After weeks of speculation on how the TV series Mad Men would end—most of it glaringly wrong, some of it surprisingly close—those of us who have seen the actual finale are left to ponder the question: What did it all mean?
Here at BUST, however, the answer is pretty clear. The biggest difference from the ’60s, when the show began, to the early ’70s, where the show wraps up, can be summed up in a single word: Feminism. And the impact of that change was made abundantly clear in each of the closing stories for the three main female characters: Betty, Peggy, and Joan.
[CAUTION: SPOILERS AHEAD]
Betty: The most old-school of the group, Betty Francis (ex Draper) was, at the beginning of the show, a happy housewife — of sorts, at least — putting up with her husband’s philandering ways and enjoying the benefits of his financial success. But throughout the series, there were hints that Betty was wrestling with a degree of dissatisfaction in that role. She was, it seems, the embodiment of Betty Friedan’s “problem that has no name.” And although she did, in the final season, decide to go back to school and get a degree, the death of Betty represents the death of the kind of traditional female role she lead, which was, for many years, the only role most women were offered. As a result of Betty Friedan and a raft of women, the 70s finally saw the death of the “feminine mystique,” and if anyone embodied that mystique, it was Betty.
Peggy: A bit younger than Betty, Peggy always had her mind on her career and her career on her mind, which was a rarity for women when she started. In her progress up the corporate ladder she was continuously battling sexism, whether having her ideas belittled or outright stolen, or, more recently, being mistaken for a secretary and not even having an office at the new company. We’ve seen Peggy through a number of romances, but these were always just the B plots to a life that was all about being a financially independent woman, and making it in a man’s world. In the end, she gets a man, yes, but it’s clearly not for financial stability (her suiter is lower in rank than she is at the company), but purely for love. Will they get married? Who knows. Peggy needs a man like a fish needs a bicycle, but she needs a career like a fish needs water. Her wrap-up embodies the goals of 70s feminism.

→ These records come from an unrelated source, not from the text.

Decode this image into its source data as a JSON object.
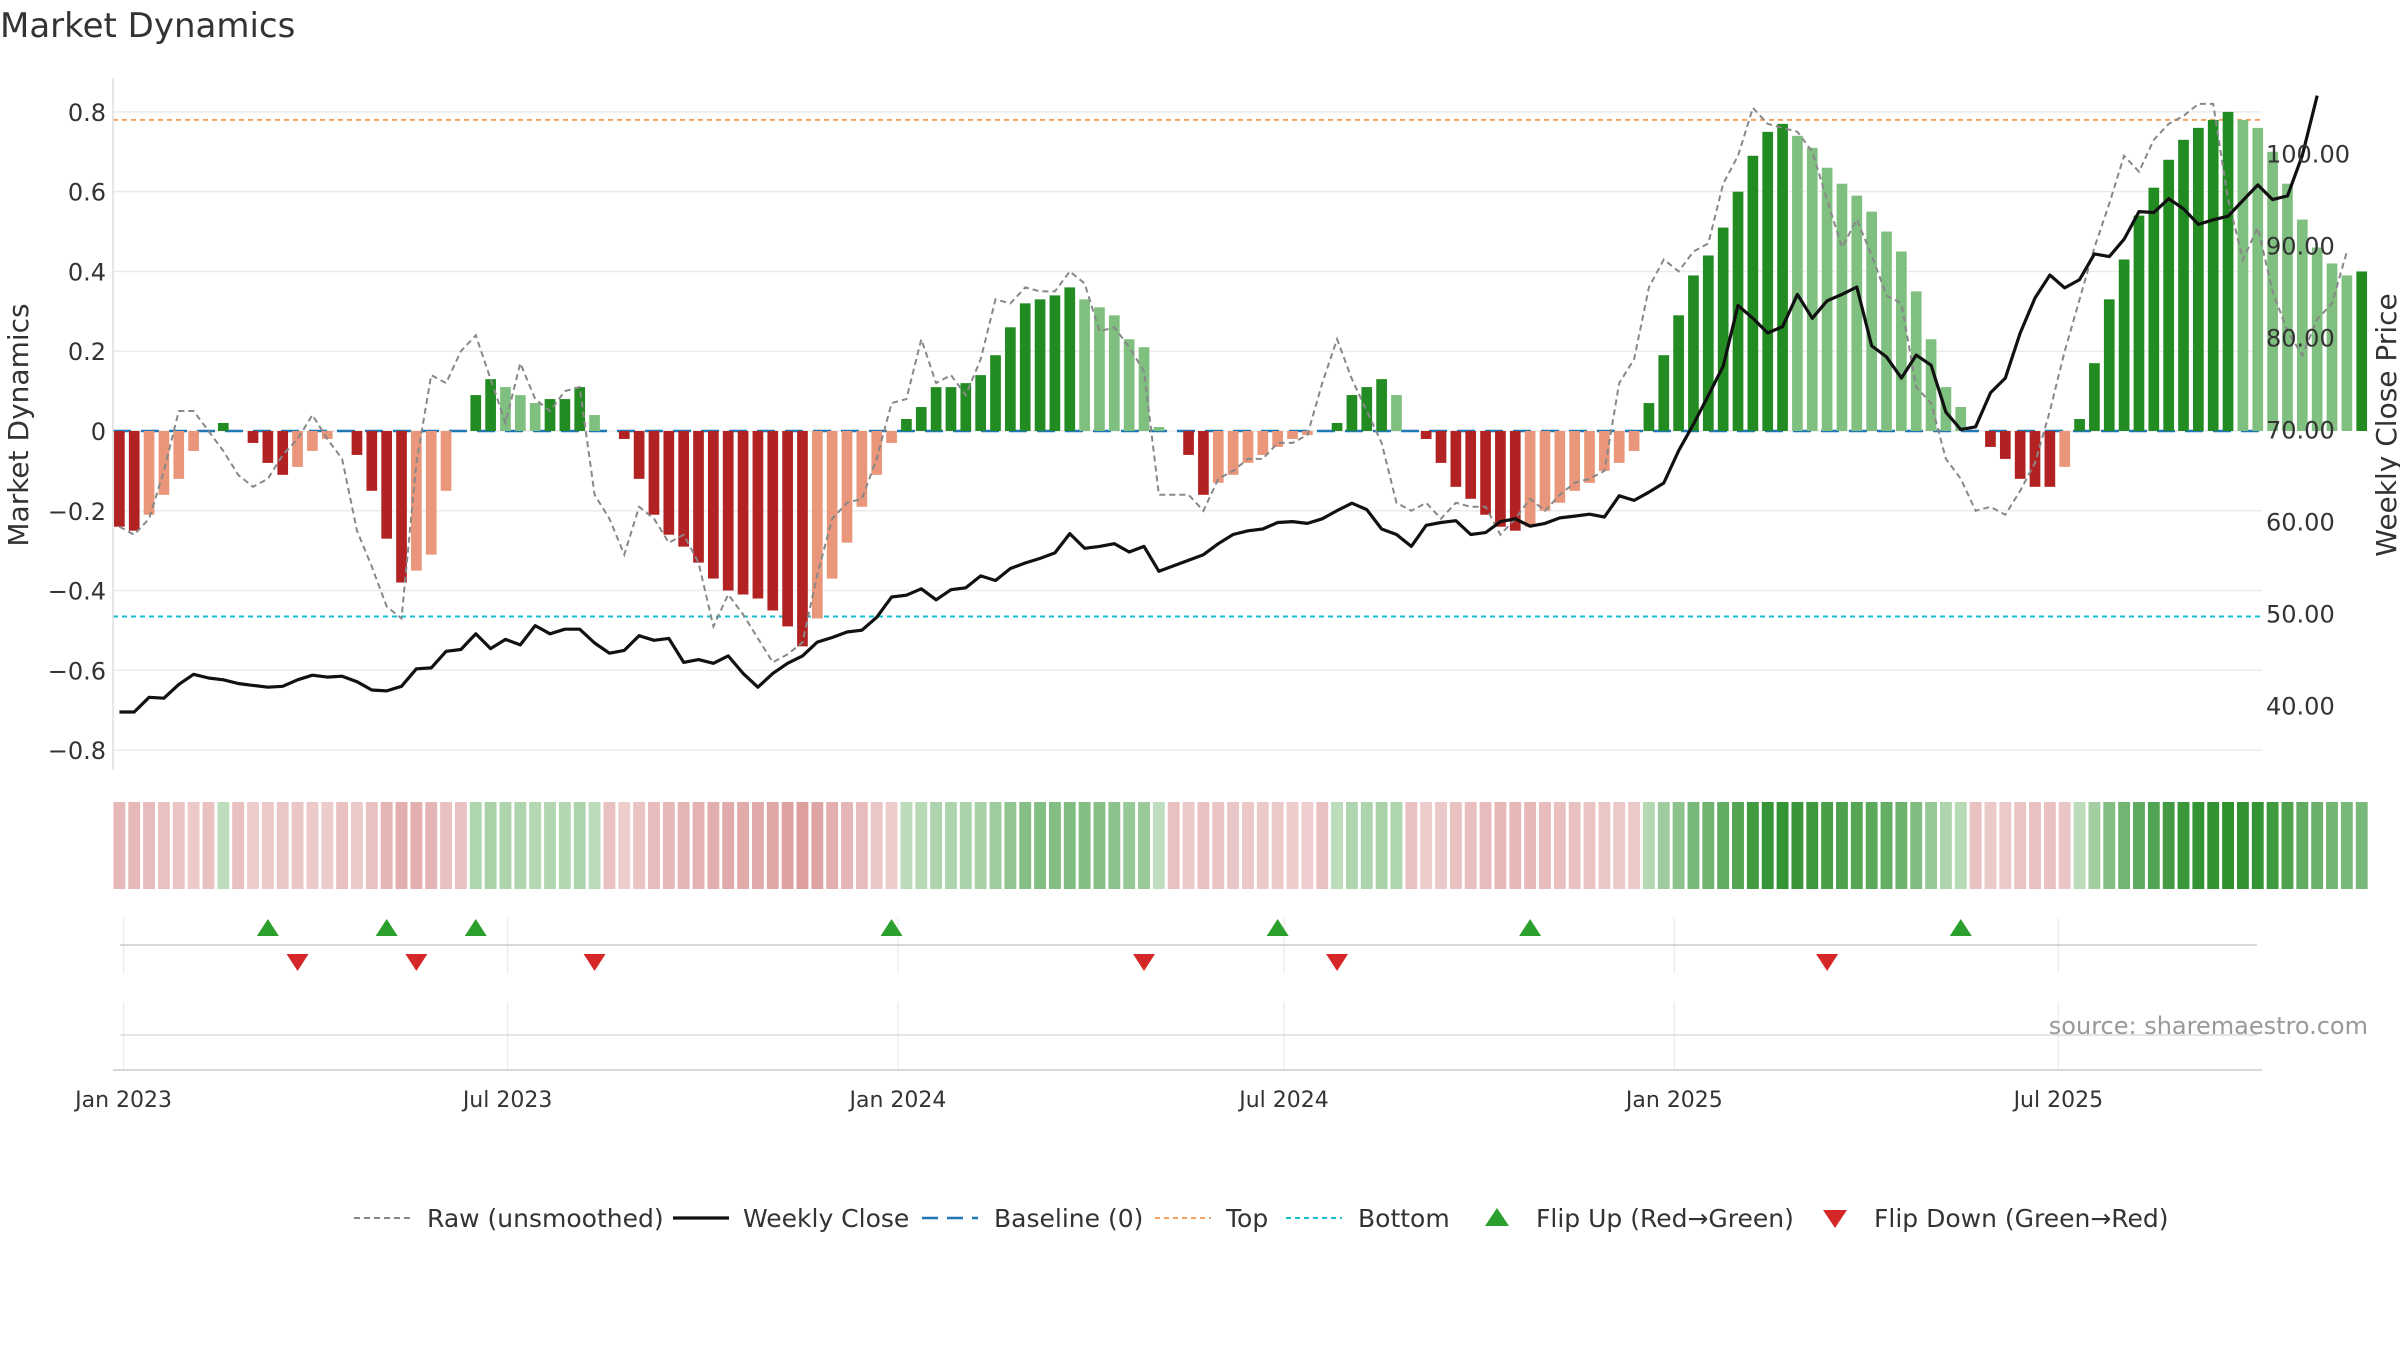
{
  "chart_data": {
    "type": "bar",
    "title": "Market Dynamics",
    "ylabel_left": "Market Dynamics",
    "ylabel_right": "Weekly Close Price",
    "ylim_left": [
      -0.85,
      0.88
    ],
    "ylim_right": [
      33.0,
      108.0
    ],
    "yticks_left": [
      -0.8,
      -0.6,
      -0.4,
      -0.2,
      0,
      0.2,
      0.4,
      0.6,
      0.8
    ],
    "yticks_left_labels": [
      "−0.8",
      "−0.6",
      "−0.4",
      "−0.2",
      "0",
      "0.2",
      "0.4",
      "0.6",
      "0.8"
    ],
    "yticks_right": [
      40,
      50,
      60,
      70,
      80,
      90,
      100
    ],
    "yticks_right_labels": [
      "40.00",
      "50.00",
      "60.00",
      "70.00",
      "80.00",
      "90.00",
      "100.00"
    ],
    "x_start": "2022-12-27",
    "x_end": "2025-10-05",
    "xticks": [
      "2023-01-01",
      "2023-07-01",
      "2024-01-01",
      "2024-07-01",
      "2025-01-01",
      "2025-07-01"
    ],
    "xtick_labels": [
      "Jan 2023",
      "Jul 2023",
      "Jan 2024",
      "Jul 2024",
      "Jan 2025",
      "Jul 2025"
    ],
    "first_week": "2022-12-30",
    "top_line": 0.78,
    "bottom_line": -0.465,
    "grid": true,
    "colors": {
      "strong_green": "#228b22",
      "weak_green": "#7fbf7f",
      "strong_red": "#b22222",
      "weak_red": "#e9967a",
      "raw": "#888888",
      "close": "#111111",
      "baseline": "#1f77b4",
      "top": "#f4a261",
      "bottom": "#17becf",
      "flip_up": "#2ca02c",
      "flip_down": "#d62728"
    },
    "series": [
      {
        "name": "Market Dynamics",
        "values": [
          -0.24,
          -0.25,
          -0.21,
          -0.16,
          -0.12,
          -0.05,
          0.0,
          0.02,
          0.0,
          -0.03,
          -0.08,
          -0.11,
          -0.09,
          -0.05,
          -0.02,
          0.0,
          -0.06,
          -0.15,
          -0.27,
          -0.38,
          -0.35,
          -0.31,
          -0.15,
          0.0,
          0.09,
          0.13,
          0.11,
          0.09,
          0.07,
          0.08,
          0.08,
          0.11,
          0.04,
          0.0,
          -0.02,
          -0.12,
          -0.21,
          -0.26,
          -0.29,
          -0.33,
          -0.37,
          -0.4,
          -0.41,
          -0.42,
          -0.45,
          -0.49,
          -0.54,
          -0.47,
          -0.37,
          -0.28,
          -0.19,
          -0.11,
          -0.03,
          0.03,
          0.06,
          0.11,
          0.11,
          0.12,
          0.14,
          0.19,
          0.26,
          0.32,
          0.33,
          0.34,
          0.36,
          0.33,
          0.31,
          0.29,
          0.23,
          0.21,
          0.01,
          0.0,
          -0.06,
          -0.16,
          -0.13,
          -0.11,
          -0.08,
          -0.06,
          -0.04,
          -0.02,
          -0.01,
          0.0,
          0.02,
          0.09,
          0.11,
          0.13,
          0.09,
          0.0,
          -0.02,
          -0.08,
          -0.14,
          -0.17,
          -0.21,
          -0.24,
          -0.25,
          -0.24,
          -0.2,
          -0.18,
          -0.15,
          -0.13,
          -0.1,
          -0.08,
          -0.05,
          0.07,
          0.19,
          0.29,
          0.39,
          0.44,
          0.51,
          0.6,
          0.69,
          0.75,
          0.77,
          0.74,
          0.71,
          0.66,
          0.62,
          0.59,
          0.55,
          0.5,
          0.45,
          0.35,
          0.23,
          0.11,
          0.06,
          0.0,
          -0.04,
          -0.07,
          -0.12,
          -0.14,
          -0.14,
          -0.09,
          0.03,
          0.17,
          0.33,
          0.43,
          0.54,
          0.61,
          0.68,
          0.73,
          0.76,
          0.78,
          0.8,
          0.78,
          0.76,
          0.7,
          0.62,
          0.53,
          0.46,
          0.42,
          0.39,
          0.4
        ]
      },
      {
        "name": "Raw (unsmoothed)",
        "values": [
          -0.24,
          -0.26,
          -0.22,
          -0.1,
          0.05,
          0.05,
          0.0,
          -0.05,
          -0.11,
          -0.14,
          -0.12,
          -0.06,
          -0.02,
          0.04,
          -0.02,
          -0.07,
          -0.25,
          -0.34,
          -0.44,
          -0.47,
          -0.08,
          0.14,
          0.12,
          0.2,
          0.24,
          0.13,
          0.02,
          0.17,
          0.08,
          0.05,
          0.1,
          0.11,
          -0.16,
          -0.22,
          -0.31,
          -0.19,
          -0.22,
          -0.28,
          -0.26,
          -0.33,
          -0.49,
          -0.41,
          -0.46,
          -0.52,
          -0.58,
          -0.56,
          -0.53,
          -0.36,
          -0.22,
          -0.18,
          -0.17,
          -0.07,
          0.07,
          0.08,
          0.23,
          0.12,
          0.14,
          0.09,
          0.18,
          0.33,
          0.32,
          0.36,
          0.35,
          0.35,
          0.4,
          0.37,
          0.25,
          0.26,
          0.21,
          0.15,
          -0.16,
          -0.16,
          -0.16,
          -0.2,
          -0.12,
          -0.1,
          -0.07,
          -0.07,
          -0.03,
          -0.03,
          -0.01,
          0.12,
          0.23,
          0.13,
          0.05,
          -0.03,
          -0.18,
          -0.2,
          -0.18,
          -0.22,
          -0.18,
          -0.19,
          -0.19,
          -0.26,
          -0.22,
          -0.17,
          -0.2,
          -0.16,
          -0.13,
          -0.12,
          -0.1,
          0.12,
          0.18,
          0.36,
          0.43,
          0.4,
          0.45,
          0.47,
          0.62,
          0.69,
          0.81,
          0.77,
          0.76,
          0.75,
          0.7,
          0.58,
          0.46,
          0.53,
          0.44,
          0.34,
          0.32,
          0.11,
          0.07,
          -0.07,
          -0.12,
          -0.2,
          -0.19,
          -0.21,
          -0.15,
          -0.08,
          0.05,
          0.2,
          0.33,
          0.46,
          0.57,
          0.69,
          0.65,
          0.73,
          0.77,
          0.79,
          0.82,
          0.82,
          0.58,
          0.43,
          0.51,
          0.35,
          0.25,
          0.19,
          0.28,
          0.32,
          0.45
        ]
      },
      {
        "name": "Weekly Close",
        "values": [
          39.3,
          39.3,
          40.9,
          40.8,
          42.3,
          43.4,
          43.0,
          42.8,
          42.4,
          42.2,
          42.0,
          42.1,
          42.8,
          43.3,
          43.1,
          43.2,
          42.6,
          41.7,
          41.6,
          42.1,
          44.0,
          44.1,
          45.9,
          46.1,
          47.8,
          46.2,
          47.2,
          46.6,
          48.7,
          47.8,
          48.3,
          48.3,
          46.8,
          45.7,
          46.0,
          47.6,
          47.1,
          47.3,
          44.7,
          45.0,
          44.6,
          45.4,
          43.5,
          42.0,
          43.5,
          44.6,
          45.4,
          46.9,
          47.4,
          48.0,
          48.2,
          49.6,
          51.8,
          52.0,
          52.7,
          51.5,
          52.6,
          52.8,
          54.1,
          53.6,
          54.9,
          55.5,
          56.0,
          56.6,
          58.7,
          57.1,
          57.3,
          57.6,
          56.7,
          57.3,
          54.6,
          55.2,
          55.8,
          56.4,
          57.6,
          58.6,
          59.0,
          59.2,
          59.9,
          60.0,
          59.8,
          60.3,
          61.2,
          62.0,
          61.3,
          59.2,
          58.6,
          57.3,
          59.6,
          59.9,
          60.1,
          58.6,
          58.8,
          60.0,
          60.3,
          59.5,
          59.8,
          60.4,
          60.6,
          60.8,
          60.5,
          62.8,
          62.3,
          63.2,
          64.2,
          67.7,
          70.6,
          73.7,
          76.9,
          83.5,
          82.1,
          80.5,
          81.2,
          84.7,
          82.1,
          84.0,
          84.7,
          85.5,
          79.1,
          77.9,
          75.6,
          78.1,
          77.0,
          71.9,
          70.0,
          70.3,
          74.0,
          75.6,
          80.5,
          84.3,
          86.8,
          85.4,
          86.3,
          89.1,
          88.8,
          90.7,
          93.7,
          93.6,
          95.1,
          94.0,
          92.3,
          92.8,
          93.2,
          94.9,
          96.6,
          95.0,
          95.4,
          99.8,
          106.3
        ]
      },
      {
        "name": "Baseline (0)"
      },
      {
        "name": "Top"
      },
      {
        "name": "Bottom"
      },
      {
        "name": "Flip Up (Red→Green)",
        "dates": [
          "2023-03-10",
          "2023-05-05",
          "2023-06-16",
          "2023-12-29",
          "2024-06-28",
          "2024-10-25",
          "2025-05-16"
        ]
      },
      {
        "name": "Flip Down (Green→Red)",
        "dates": [
          "2023-03-24",
          "2023-05-19",
          "2023-08-11",
          "2024-04-26",
          "2024-07-26",
          "2025-03-14"
        ]
      }
    ]
  },
  "source_text": "source: sharemaestro.com"
}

Joan: The female bombshell of the series, whose body seems to make men’s eyes pop out like a wolf in a Warner Brothers cartoon, Joan was also very career-minded. Like Peggy, she, too, rose up the corporate ladder, but paused to get married and have a baby. And, like Peggy, she was constantly battling sexism, especially in the form of sexual harassment in the workplace (which mouse-y Peggy seemed to largely have escaped). Nevertheless, Joan had no intention of playing down her feminine assets (although that’s just what feminists of the time might have recommended); and when it turned out that this was simply not compatible with the boy’s club mentality of the corporate world at the time, she walked away from it all. In the end, she gave up a promising romance to start up her own business, becoming the “strong, independent” woman that the feminism of the 70s idealized, but on her own terms. Coupled with the cool million dollars she pocketed and a guaranteed large inheritance for her kid, Joan didn’t need to depend on a man, and she didn’t need to work. And yet she chose having a career over having a man, bringing home the message that for many women, as for many men, work is more than just a paycheck: just like Coca Cola, it satisfies.